11

Мы решили разделять и властвовать. Вернее, разделиться, а там как получится. Аликс отправилась в «Антикварный амбар» и к своей подруге Шэрон, а мы со Смитом направили стопы в аукционный дом Нижнего Ист-Сайда. Присутствие Смита рядом вызывало в памяти наши парижские злоключения, хотя здесь не было запаха свежеиспеченных багетов и приглушенного звона церковных колоколов. Здесь скрежетали мусоровозы, гремели крышки канализационных люков, двигались толпы людей: старые, молодые, черные, белые, латиноамериканцы, азиаты, рабочие, пешеходы и бегуны, некоторые изобиловали татуировками и пирсингом.

Наша первая цель, Миссия Бауэри, располагалась сразу за современным Новым музеем со стеклянным фасадом, единственным институтом современного искусства на Манхэттене, детищем мечты Марсии Такер, бывшего куратора музея Уитни, которую когда-то уволили за ее радикальное мышление: выставлять женщин и цветных на музейных выставках! Я познакомился с ней на одной вечеринке в Сохо, когда только окончил художественную школу. Я был дерзким двадцатилетним юнцом, готовым покорять мир искусства. Марсии тогда было за шестьдесят, она была легендой, безумно харизматичной, блестящей, забавной и кокетливой. Я заметил ее татуировки и, по пьяной лавочке, недолго думая, задрал на себе рубашку, чтобы показать ей свою Мону Лизу. Неделю спустя она прислала мне книгу «Сильно татуированные мужчины и женщины», для которой написала введение. Это была первая серьезная книга о татуировках как искусстве, которая, возможно, послужила причиной повального увлечения татуировками, вскоре охватившего мир искусства, а вскоре и весь остальной.

Ее уже не было на свете, но я часто вспоминал о ней, готовясь к своей выставке, и жалел, что не могу с ней посоветоваться.

Смит обернулся и вывел меня из задумчивости, хлопнув по плечу. Миссия Бауэри находилась всего в нескольких шагах от нас, ее красные двойные двери были недавно выкрашены, а кирпичный фасад казался выскобленным дочиста. У входа стояли несколько пожилых мужчин и была припаркована машина «скорой помощи»; больше никого.

Я оглядел улицу в поисках молодых людей, которые подходили бы под описание нападавших на Аликс. В этот момент двери здания открылись, и вышел представительный мужчина с темной кожей и серо-стальными волосами. Он оказался местным пастором.

Смит спросил, не известно ли пастору о каких-нибудь наркоторговцах, которые могли бы использовать окрестности миссии в качестве места встречи.

– Наркотики? Здесь? Перед миссией? – пастор рассмеялся. Когда я рассказал ему, что на Аликс напали неподалеку и один из нападавших упомянул его заведение, его смех стих, но, когда я описал парней, он сказал: – Это может быть кто угодно.

– То есть вообще без понятия? – спросил Смит, и пастор обиженно промолчал.

Я попробовал другой подход: расспросил его о делах Миссии и о том, долго ли он там работает, и пастор рассказал о христианских ценностях и служении голодным и бездомным, и мы вместе посмеялись над тем, что раньше в этом здании располагалась фабрика гробов. Потом Смит снова стал наседать на него, предъявив свое удостоверение частного детектива, и на этом разговор закончился.

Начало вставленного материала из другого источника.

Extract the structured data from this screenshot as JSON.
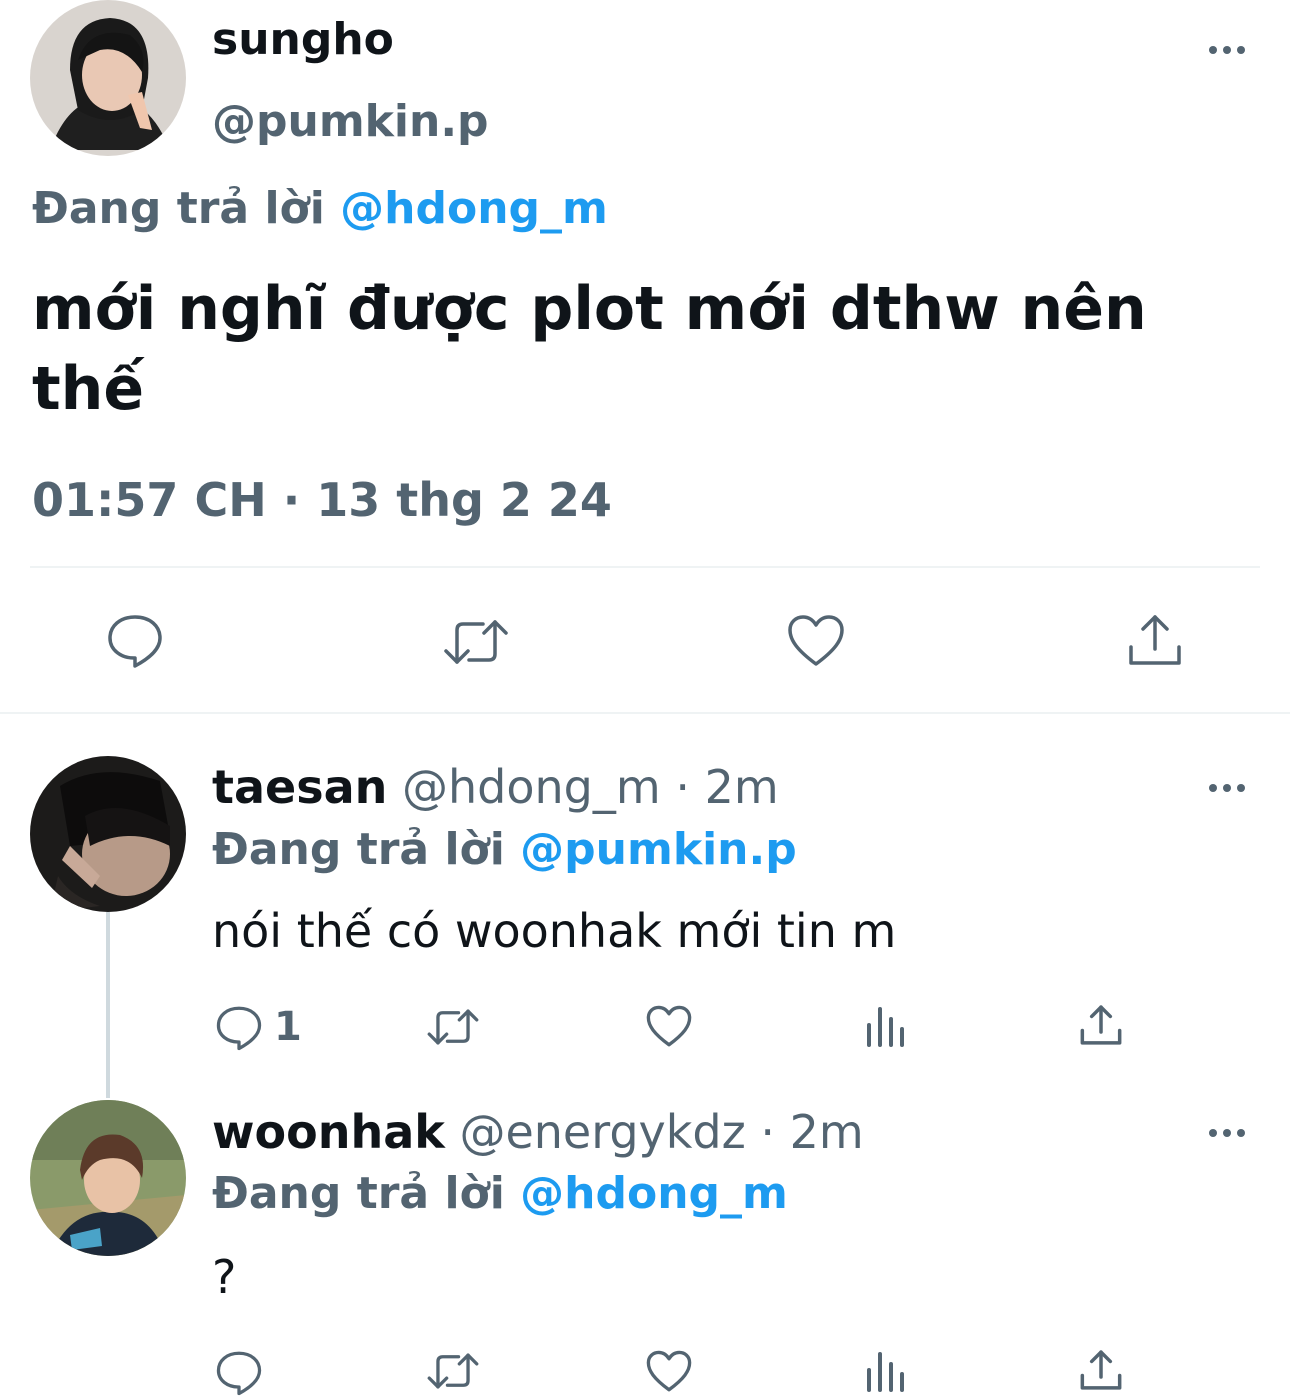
{
  "main_tweet": {
    "display_name": "sungho",
    "handle": "@pumkin.p",
    "reply_prefix": "Đang trả lời",
    "reply_to": "@hdong_m",
    "text_line1": "mới nghĩ được plot mới dthw nên",
    "text_line2": "thế",
    "timestamp": "01:57 CH · 13 thg 2 24"
  },
  "replies": [
    {
      "display_name": "taesan",
      "handle": "@hdong_m",
      "separator": "·",
      "time": "2m",
      "reply_prefix": "Đang trả lời",
      "reply_to": "@pumkin.p",
      "text": "nói thế có woonhak mới tin m",
      "reply_count": "1"
    },
    {
      "display_name": "woonhak",
      "handle": "@energykdz",
      "separator": "·",
      "time": "2m",
      "reply_prefix": "Đang trả lời",
      "reply_to": "@hdong_m",
      "text": "?",
      "reply_count": ""
    }
  ],
  "icons": {
    "more": "more-horizontal-icon",
    "reply": "comment-bubble-icon",
    "retweet": "retweet-arrows-icon",
    "like": "heart-outline-icon",
    "views": "bar-chart-icon",
    "share": "share-upload-icon"
  },
  "colors": {
    "text": "#0f1419",
    "secondary": "#536471",
    "link": "#1d9bf0",
    "divider": "#eff3f4",
    "thread_line": "#cfd9de"
  }
}
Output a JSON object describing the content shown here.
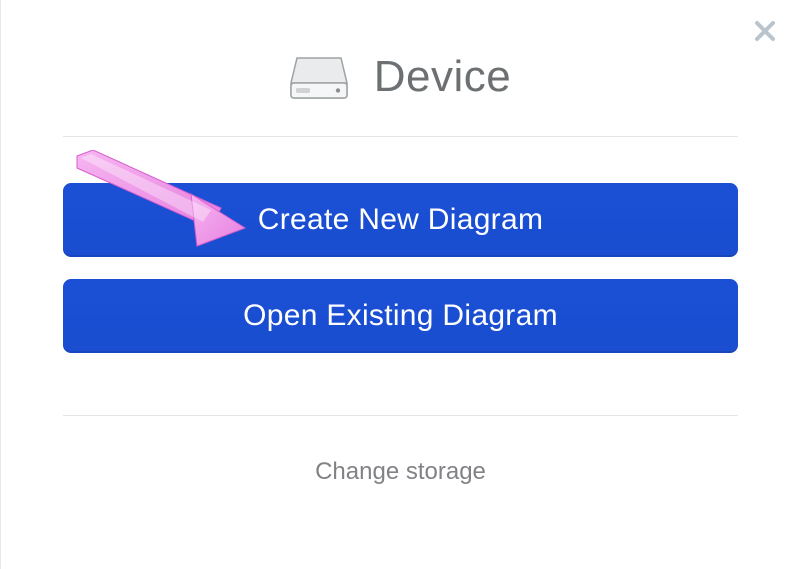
{
  "header": {
    "title": "Device",
    "icon_name": "drive-icon"
  },
  "buttons": {
    "create_label": "Create New Diagram",
    "open_label": "Open Existing Diagram"
  },
  "footer": {
    "change_storage_label": "Change storage"
  },
  "close": {
    "icon_name": "close-icon"
  },
  "colors": {
    "primary_button": "#1b4fd1",
    "annotation_arrow": "#e77fe0"
  }
}
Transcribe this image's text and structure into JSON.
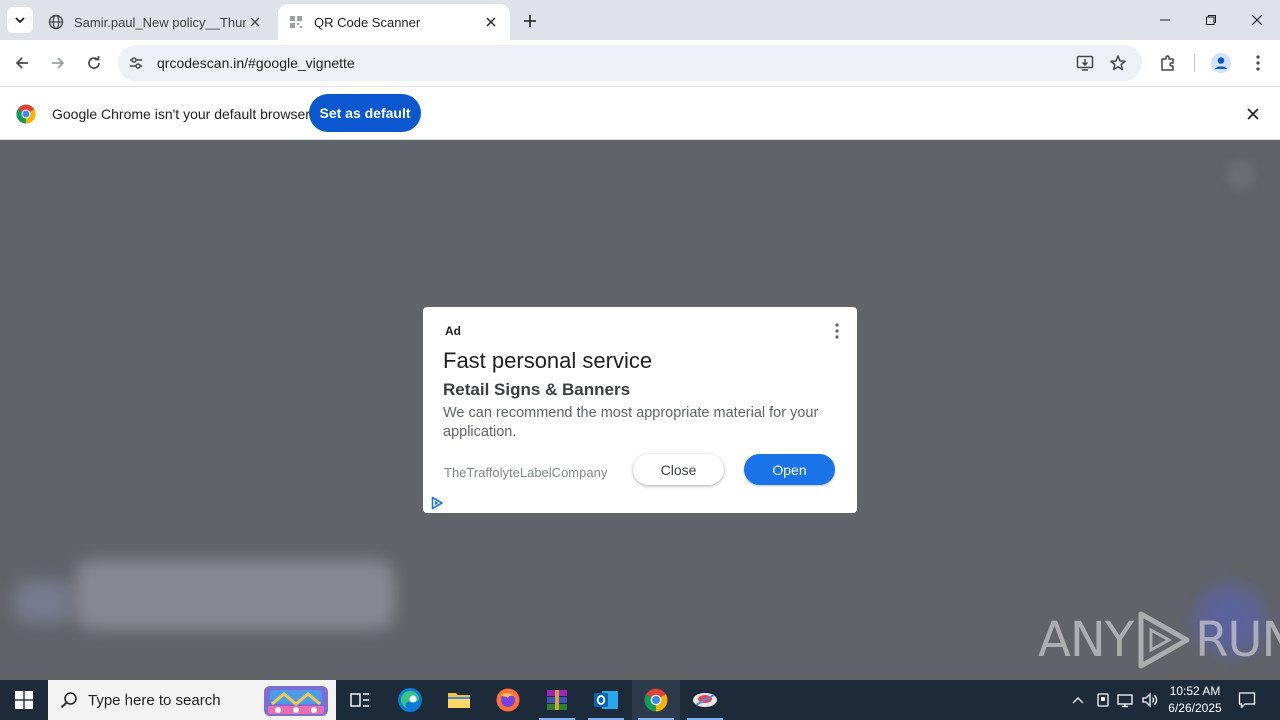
{
  "browser": {
    "tabs": [
      {
        "label": "Samir.paul_New policy__Thursd",
        "active": false
      },
      {
        "label": "QR Code Scanner",
        "active": true
      }
    ],
    "address": {
      "url": "qrcodescan.in/#google_vignette"
    }
  },
  "infobar": {
    "message": "Google Chrome isn't your default browser",
    "button_label": "Set as default"
  },
  "ad": {
    "label": "Ad",
    "title": "Fast personal service",
    "subtitle": "Retail Signs & Banners",
    "description": "We can recommend the most appropriate material for your application.",
    "advertiser": "TheTraffolyteLabelCompany",
    "close_label": "Close",
    "open_label": "Open"
  },
  "watermark": {
    "left": "ANY",
    "right": "RUN"
  },
  "taskbar": {
    "search_placeholder": "Type here to search",
    "time": "10:52 AM",
    "date": "6/26/2025"
  },
  "colors": {
    "primary_button": "#0b57d0",
    "ad_open_button": "#1a73e8",
    "overlay": "#606367",
    "taskbar": "#1c2a3a"
  }
}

– Это мог быть кто угодно, – повторил пастор и исчез за красными дверями, не проронив больше ни слова.

– Похоже, терпение и доброжелательность не вписываются в его христианские ценности, – сказал Смит, но я предположил, что пастор оберегал свою паству так же, как организация анонимных алкоголиков защищает своих участников. Его можно было понять.

Мы немного побродили вокруг, посмотрели, не появится ли кто-нибудь из юнцов, подходящих под описание Аликс, но окрестности миссии пустовали, как будто слухи нас опередили, и вероятно, так оно и было. Окончательно осознав, что найти двух случайных парней в Бауэри практически невозможно, я сказал это Смиту. Смит согласился и предложил выпить кофе, поэтому мы сделали небольшой крюк до Мотт-стрит, сердца «маленькой Италии»: кафе, рестораны, песни Дина Мартина прямо на улице. Мы купили по стаканчику «эспрессо» и выпили его, шагая по Бауэри к Манхэттенскому мосту. Я сказал, что арки и колоннада моста схожи с архитектурой площади Святого Петра в Ватикане, за что Смит обозвал меня профессором.

Перейдя Канал-стрит и преодолев несколько полос встречного движения, мы направились в Чайна-таун – еще один мир рынков, ресторанов, овощных и фруктовых киосков и еще большего количества музыки, но здесь воздух сотрясала китайская попса.

Вычурный, в мавританском стиле, фасад синагоги на Элдридж-стрит здесь выглядел какой-то величественной ошибкой. На мгновение я словно вернулся во Флоренцию, где искал дневник своего прадеда. Я взглянул на Смита, пытаясь понять, почувствовал ли он то же самое, но он уже прошел мимо синагоги и искал взглядом аукционный дом.

Мы нашли его, только подойдя поближе и прочитав надпись: «Аукционный дом Нижнего Ист-Сайда», выгравированную на маленькой медной табличке. Это простое низкое здание напоминало гараж – одноэтажный, с двойными стальными дверями. Я нажал кнопку домофона, назвал свое имя, посмотрел в камеру наблюдения и услышал, как двери со щелчком открылись.

Приемная резко контрастировала с фасадом: белые стены и полированный бетонный пол, стулья-тюльпаны Ээро Сааринена, письменный стол из толстой плиты белого мрамора. Единственным цветным пятном в комнате были алые ярко накрашенные губы сидевшей за столом молодой женщины в сером костюме. Она спросила у нас документы. Я дал ей свои водительские права, а Смит, к моему удивлению, показал свое старое удостоверение сотрудника Интерпола.

Служащая напомнила, что мы пришли на полчаса раньше и что мисс Ван Страатен сейчас занята. Тогда я решил убить время в синагоге по соседству. Смит уже устроился в кресле-тюльпане, тычась в своем телефоне, и отказался ко мне присоединиться.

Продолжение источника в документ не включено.